2012 preview: the history of apple pie

here's a short piece i wrote for the skinny's january edition, as part of a feature previewing bands and albums we (as in, the music team as a whole) were looking forward to in 2012. i settled on the history of apple pie; other writers tipped the likes of grimes, laurel halo, and (slightly cheating ifyouaskme, since everyone knows they already kick large amounts of ass) future of the left. Click here to read the full feature over on the skinny's website.


The History of Apple Pie apparently selected their awkward moniker for its easily-Googleable qualities. So we went ahead and looked them up, and it turns out they’ve been around since 1381 – though back then they were known as ‘Tartys in Applis’. Butseriouslyfolks, such pastry-related webpages are growing increasingly outnumbered by those extolling the virtues of these London slacker-rock nostalgists.

Released in May 2011, debut single You’re So Cool modestly announced their sound’s twin illuminations – Stephanie Min’s breathy vocals and Jerome Watson’s fuzz-saturated guitar lines – while B-side Some Kind dialled up the distortion to add depth to their appeal. The DayGlo food-fight video for second single Mallory gave that appeal a fitting visual metaphor: as converse and denim get splattered in cake and jelly, their messy but sweet charms revealed their full potential.

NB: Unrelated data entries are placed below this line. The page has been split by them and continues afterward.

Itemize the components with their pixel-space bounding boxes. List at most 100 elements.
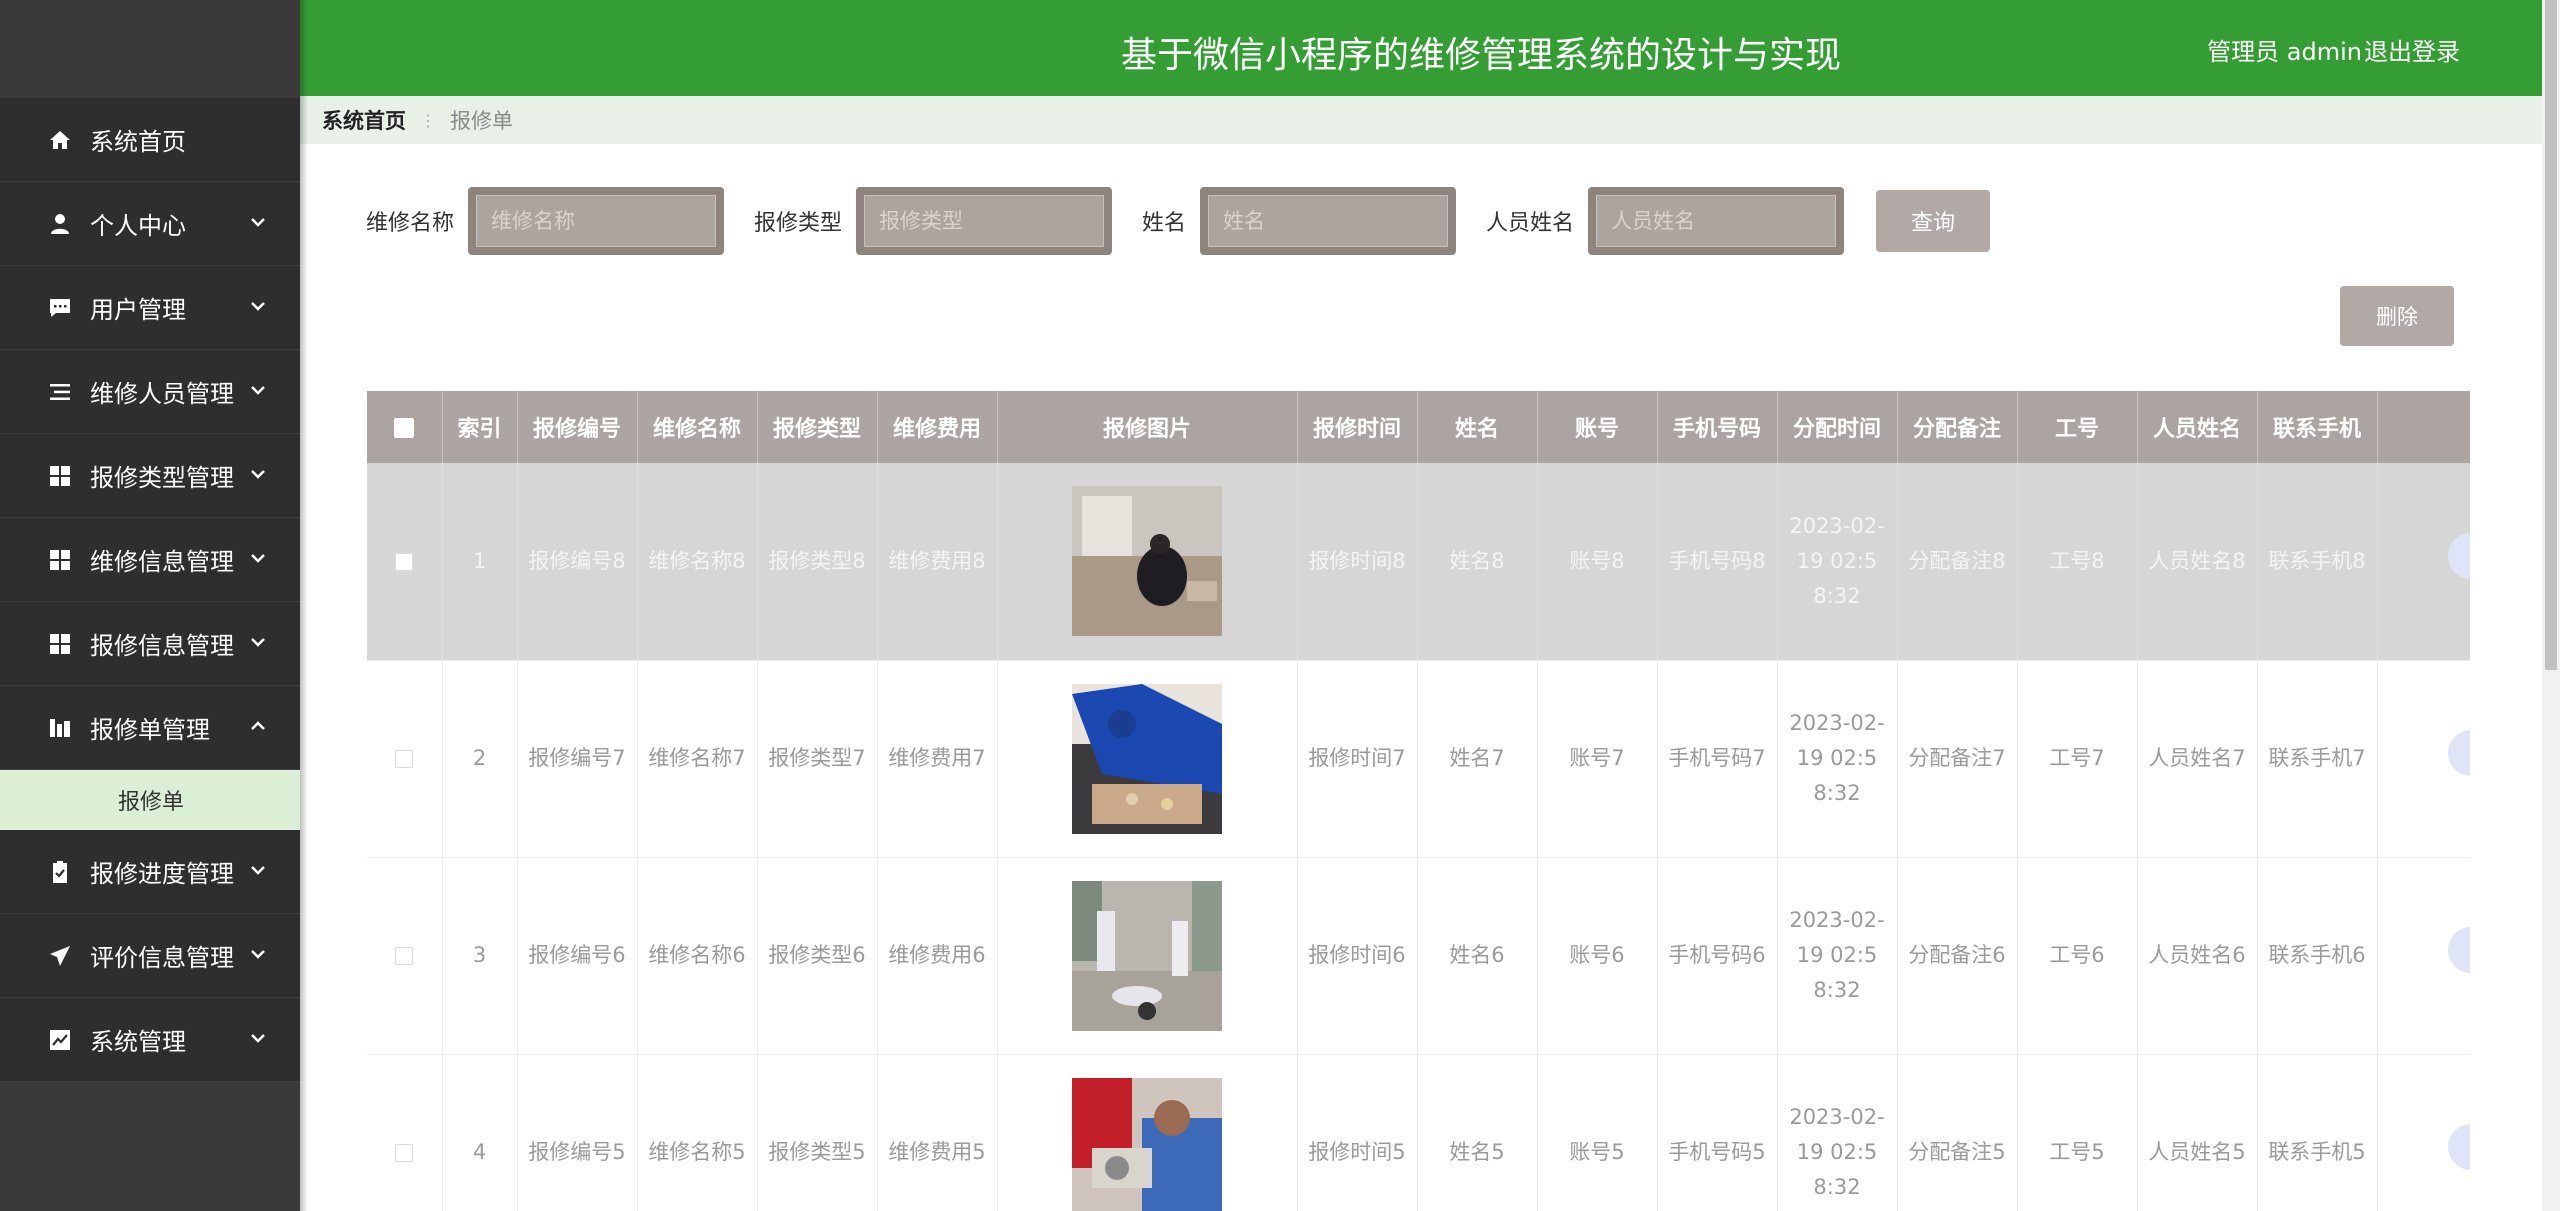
sidebar-item-personal[interactable]: 个人中心 <box>0 182 300 266</box>
row-checkbox[interactable] <box>395 750 414 768</box>
sidebar-item-label: 报修进度管理 <box>90 860 234 888</box>
repair-photo-thumbnail[interactable] <box>1072 1077 1222 1211</box>
select-all-checkbox[interactable] <box>394 417 415 438</box>
sidebar-item-system[interactable]: 系统管理 <box>0 998 300 1082</box>
column-header[interactable]: 人员姓名 <box>2137 391 2258 463</box>
table-row[interactable]: 4 报修编号5 维修名称5 报修类型5 维修费用5 报修时间5 姓名5 账号5 … <box>367 1054 2470 1211</box>
sidebar-item-staff[interactable]: 维修人员管理 <box>0 350 300 434</box>
column-header[interactable]: 报修类型 <box>757 391 878 463</box>
cell-assign-time: 2023-02-19 02:58:32 <box>1777 1054 1898 1211</box>
repair-photo-thumbnail[interactable] <box>1072 486 1222 637</box>
top-header: 基于微信小程序的维修管理系统的设计与实现 管理员 admin 退出登录 <box>300 0 2542 96</box>
cell-name: 维修名称6 <box>637 857 758 1055</box>
staff-name-input[interactable] <box>1596 195 1837 247</box>
sidebar-item-reviews[interactable]: 评价信息管理 <box>0 914 300 998</box>
row-checkbox[interactable] <box>395 947 414 965</box>
cell-person: 姓名8 <box>1417 463 1538 661</box>
column-header[interactable]: 报修时间 <box>1297 391 1418 463</box>
query-button[interactable]: 查询 <box>1876 190 1991 252</box>
scrollbar-thumb[interactable] <box>2545 0 2557 670</box>
search-bar: 维修名称 报修类型 姓名 人员姓名 查询 <box>366 186 1991 256</box>
column-header[interactable]: 联系手机 <box>2257 391 2378 463</box>
page-scrollbar[interactable] <box>2542 0 2560 1211</box>
column-header[interactable]: 分配时间 <box>1777 391 1898 463</box>
submenu-item-order[interactable]: 报修单 <box>0 770 300 830</box>
repair-photo-thumbnail[interactable] <box>1072 880 1222 1031</box>
cell-person: 姓名7 <box>1417 660 1538 858</box>
column-header[interactable]: 账号 <box>1537 391 1658 463</box>
cell-account: 账号6 <box>1537 857 1658 1055</box>
row-checkbox[interactable] <box>395 552 414 571</box>
table-row[interactable]: 1 报修编号8 维修名称8 报修类型8 维修费用8 报修时间8 姓名8 账号8 … <box>367 463 2470 661</box>
delete-button[interactable]: 删除 <box>2340 286 2454 346</box>
chevron-down-icon <box>248 942 268 962</box>
sidebar-item-label: 报修信息管理 <box>90 632 234 660</box>
cell-assign-note: 分配备注7 <box>1897 660 2018 858</box>
name-input[interactable] <box>1208 195 1449 247</box>
operation-button[interactable] <box>2447 730 2470 776</box>
cell-contact: 联系手机8 <box>2257 463 2378 661</box>
cell-job-no: 工号6 <box>2017 857 2138 1055</box>
cell-staff-name: 人员姓名5 <box>2137 1054 2258 1211</box>
sidebar-item-report-info[interactable]: 报修信息管理 <box>0 602 300 686</box>
logout-link[interactable]: 退出登录 <box>2364 32 2460 67</box>
cell-assign-time: 2023-02-19 02:58:32 <box>1777 463 1898 661</box>
sidebar-item-home[interactable]: 系统首页 <box>0 98 300 182</box>
column-header[interactable]: 手机号码 <box>1657 391 1778 463</box>
sidebar-item-label: 系统管理 <box>90 1028 186 1056</box>
select-all-header <box>367 391 443 463</box>
repair-name-input[interactable] <box>476 195 717 247</box>
column-header[interactable]: 分配备注 <box>1897 391 2018 463</box>
sidebar: 系统首页 个人中心 用户管理 维修人员管理 报修类型管理 维修信息管理 报修信息… <box>0 0 300 1211</box>
cell-time: 报修时间5 <box>1297 1054 1418 1211</box>
column-header[interactable]: 工号 <box>2017 391 2138 463</box>
repair-photo-thumbnail[interactable] <box>1072 683 1222 834</box>
user-icon <box>48 212 72 236</box>
cell-code: 报修编号8 <box>517 463 638 661</box>
sidebar-item-repair-info[interactable]: 维修信息管理 <box>0 518 300 602</box>
column-header[interactable]: 维修费用 <box>877 391 998 463</box>
sidebar-item-orders[interactable]: 报修单管理 <box>0 686 300 770</box>
cell-phone: 手机号码5 <box>1657 1054 1778 1211</box>
search-label-report-type: 报修类型 <box>754 211 843 236</box>
chat-icon <box>48 296 72 320</box>
operation-button[interactable] <box>2447 532 2470 579</box>
cell-code: 报修编号5 <box>517 1054 638 1211</box>
chevron-down-icon <box>248 1026 268 1046</box>
send-icon <box>48 944 72 968</box>
table-row[interactable]: 3 报修编号6 维修名称6 报修类型6 维修费用6 报修时间6 姓名6 账号6 … <box>367 857 2470 1055</box>
search-label-staff-name: 人员姓名 <box>1486 211 1575 236</box>
sidebar-logo-area <box>0 0 300 98</box>
operation-button[interactable] <box>2447 927 2470 973</box>
column-header[interactable]: 报修编号 <box>517 391 638 463</box>
column-header[interactable]: 报修图片 <box>997 391 1298 463</box>
cell-type: 报修类型6 <box>757 857 878 1055</box>
cell-operations <box>2377 660 2470 858</box>
table-row[interactable]: 2 报修编号7 维修名称7 报修类型7 维修费用7 报修时间7 姓名7 账号7 … <box>367 660 2470 858</box>
table-header-row: 索引 报修编号 维修名称 报修类型 维修费用 报修图片 报修时间 姓名 账号 手… <box>367 391 2470 463</box>
sidebar-item-users[interactable]: 用户管理 <box>0 266 300 350</box>
line-chart-icon <box>48 1028 72 1052</box>
sidebar-item-repair-types[interactable]: 报修类型管理 <box>0 434 300 518</box>
report-type-input[interactable] <box>864 195 1105 247</box>
column-header[interactable]: 索引 <box>442 391 518 463</box>
sidebar-item-label: 报修类型管理 <box>90 464 234 492</box>
cell-staff-name: 人员姓名7 <box>2137 660 2258 858</box>
home-icon <box>48 128 72 152</box>
sidebar-item-progress[interactable]: 报修进度管理 <box>0 830 300 914</box>
column-header[interactable]: 维修名称 <box>637 391 758 463</box>
column-header[interactable]: 姓名 <box>1417 391 1538 463</box>
cell-name: 维修名称8 <box>637 463 758 661</box>
breadcrumb-home[interactable]: 系统首页 <box>322 105 406 135</box>
row-checkbox[interactable] <box>395 1144 414 1162</box>
cell-type: 报修类型8 <box>757 463 878 661</box>
chevron-down-icon <box>248 294 268 314</box>
cell-type: 报修类型5 <box>757 1054 878 1211</box>
grid-icon <box>48 632 72 656</box>
cell-image <box>997 660 1298 858</box>
sidebar-item-label: 维修信息管理 <box>90 548 234 576</box>
chevron-down-icon <box>248 210 268 230</box>
operation-button[interactable] <box>2447 1124 2470 1170</box>
cell-staff-name: 人员姓名6 <box>2137 857 2258 1055</box>
data-table: 索引 报修编号 维修名称 报修类型 维修费用 报修图片 报修时间 姓名 账号 手… <box>367 391 2470 1211</box>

The divisive Yuck have already come out as fans, which is fitting when you consider how neatly the two bands’ influences dovetail: to Dinosaur Jr, Malkmus and the rest, THoAP fold in shoegaze (check out Before You Reach the End’s feedback bedrock) and noise-pop (early Primitives to give a period reference; Asobi Seksu a contemporary one), to delicious effect. When their debut album arrives, they’ll leave deserts for dust in the Google rankings.